De huidige consensus is: IBS-patiënten hebben aandoeningen van de darmbarrière, beweeglijkheid, secretie en / of viscerale gevoeligheid.

Etiologie (oorzaken)

Biografische oorzaken

  • Genetische last - er bestaat een genetische aanleg voor IBS.
    • Een genoombrede associatiestudie (GWAS) beschrijft een risico gen op chromosoom 9q31.2 (gen variant rs10512344) die in de eerste plaats het obstipatie-overheersende type begunstigt.

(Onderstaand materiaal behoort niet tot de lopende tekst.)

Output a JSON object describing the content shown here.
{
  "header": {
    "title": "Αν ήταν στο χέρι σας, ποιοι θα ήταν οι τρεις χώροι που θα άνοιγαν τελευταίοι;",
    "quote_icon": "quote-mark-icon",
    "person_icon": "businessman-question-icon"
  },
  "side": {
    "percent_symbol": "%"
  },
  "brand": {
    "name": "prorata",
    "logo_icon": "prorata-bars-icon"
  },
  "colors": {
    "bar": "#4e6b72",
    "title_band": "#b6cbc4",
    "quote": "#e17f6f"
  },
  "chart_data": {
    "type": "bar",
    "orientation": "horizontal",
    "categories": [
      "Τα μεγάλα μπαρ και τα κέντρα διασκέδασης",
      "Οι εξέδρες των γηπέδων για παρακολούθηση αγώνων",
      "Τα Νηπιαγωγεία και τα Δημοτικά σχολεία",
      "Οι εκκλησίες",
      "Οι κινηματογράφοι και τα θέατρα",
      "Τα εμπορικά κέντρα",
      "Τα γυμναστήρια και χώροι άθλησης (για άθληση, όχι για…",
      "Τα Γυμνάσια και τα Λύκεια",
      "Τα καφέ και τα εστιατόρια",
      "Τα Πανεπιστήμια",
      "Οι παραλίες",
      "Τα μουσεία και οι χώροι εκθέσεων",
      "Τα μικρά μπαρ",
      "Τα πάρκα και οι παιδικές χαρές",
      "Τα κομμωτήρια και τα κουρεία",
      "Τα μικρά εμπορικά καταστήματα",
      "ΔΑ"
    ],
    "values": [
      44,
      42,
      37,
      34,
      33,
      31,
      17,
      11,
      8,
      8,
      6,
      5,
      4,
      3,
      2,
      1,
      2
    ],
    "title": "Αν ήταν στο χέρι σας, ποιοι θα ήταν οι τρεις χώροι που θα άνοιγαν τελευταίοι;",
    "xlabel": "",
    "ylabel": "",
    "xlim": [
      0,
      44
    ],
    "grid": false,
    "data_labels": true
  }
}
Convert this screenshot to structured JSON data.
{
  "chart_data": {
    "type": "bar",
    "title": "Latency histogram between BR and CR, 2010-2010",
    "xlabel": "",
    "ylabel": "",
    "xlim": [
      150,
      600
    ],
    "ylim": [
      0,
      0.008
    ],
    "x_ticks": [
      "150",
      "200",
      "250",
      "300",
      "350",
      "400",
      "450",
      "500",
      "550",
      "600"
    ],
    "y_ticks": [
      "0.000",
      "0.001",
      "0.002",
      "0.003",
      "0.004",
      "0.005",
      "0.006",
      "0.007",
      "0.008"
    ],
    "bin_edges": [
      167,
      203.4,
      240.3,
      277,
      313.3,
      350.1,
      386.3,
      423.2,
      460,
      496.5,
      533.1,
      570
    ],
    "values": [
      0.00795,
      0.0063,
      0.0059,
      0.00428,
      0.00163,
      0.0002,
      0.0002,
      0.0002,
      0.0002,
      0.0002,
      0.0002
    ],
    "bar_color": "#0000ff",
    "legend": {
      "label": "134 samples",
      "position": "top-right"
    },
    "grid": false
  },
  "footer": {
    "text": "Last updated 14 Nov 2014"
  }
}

De associatie werd alleen gevonden bij vrouwelijke patiënten.

Gedragsoorzaken

  • Voeding
    • Tekort aan micronutriënten (vitale stoffen) - zie Preventie met micronutriënten.
  • Psychosociale situatie
    • Acute en chronische stress
    • Psychologische stress

Oorzaken gerelateerd aan ziekte

  • gastro-enteritis (maag griep).
    • Gastro-intestinale infecties - ongeacht de oorzaak, een prikkelbare darmdiagnose kwam significant vaker voor tijdens de volgende vijf jaar
    • Infectie met Clostridium difficile in de zin van postinfectieuze IBS.
  • Voedselallergie
  • Voedselintoleranties (50-70% van de gevallen versus normale populatie: 20-25%).
  • Psychologische reeds bestaande aandoeningen (risicoverhoging 70%).
  • Posttraumatische stress (risico vervijfvoudigd).

Laboratoriumdiagnoses - laboratoriumparameters worden als onafhankelijk beschouwd risicofactoren.

Geneesmiddelen

  • Vorige antibioticum therapie kan een trigger zijn voor IBS.